Desenho monocromático. O desenho mostra uma sala de estar com um sofá de três lugares, duas cadeiras de praia. À frente do sofá está uma estante com televisão e porta-retratos com múltiplas pessoas. Na parede ao lado do móvel há um porta medalhas cheio de medalhas. No canto inferior direito há o número vinte e sete para indicar o capítulo.

Tuuut. Tuuut. Tuuut.

Estava chamando demais. Certo que Gilson não atenderia, afinal, Fernando ligou do nada. Quem é que faz isso com os outros? Talvez fosse uma ideia idiota mesmo. Capaz do irmão mandá-lo se foder assim que atendesse. Era melhor desligar logo.

Antes que afastasse o celular do rosto, Gilson atendeu a ligação.

— Oi… — disse Fernando.

— Oi. — A resposta foi seca, sem nenhum traço de emoção.

— Está tudo bem?

— Eu que te pergunto. — Era irritação? — Que bicho te mordeu para me ligar?

Talvez fosse melhor encerrar ali? Não, tinha ido longe, faltava pouco. Forçou as próximas palavras.

— Eu queria me encontrar contigo e o resto da família.

Silêncio.
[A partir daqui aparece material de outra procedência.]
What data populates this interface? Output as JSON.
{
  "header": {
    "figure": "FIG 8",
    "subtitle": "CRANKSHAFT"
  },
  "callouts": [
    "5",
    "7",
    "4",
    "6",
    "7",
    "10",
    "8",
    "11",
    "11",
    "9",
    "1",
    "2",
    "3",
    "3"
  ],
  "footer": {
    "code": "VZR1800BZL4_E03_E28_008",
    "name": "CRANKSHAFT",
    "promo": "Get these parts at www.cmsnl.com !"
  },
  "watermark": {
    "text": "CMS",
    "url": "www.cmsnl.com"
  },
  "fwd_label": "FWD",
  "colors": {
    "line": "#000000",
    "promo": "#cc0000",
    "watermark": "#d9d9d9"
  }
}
Fernando até checou para ver se a chamada caíra ou se Gilson desligara.

— Quer se encontrar para…?

— Queria pedir desculpas para todo mundo.

— Bom, é só ligar para cada um, não? — Parecia que estava perdendo o irmão aos poucos.

— É melhor falar com todos juntos, olhar olho no olho, sabe? Pelo celular é meio frio.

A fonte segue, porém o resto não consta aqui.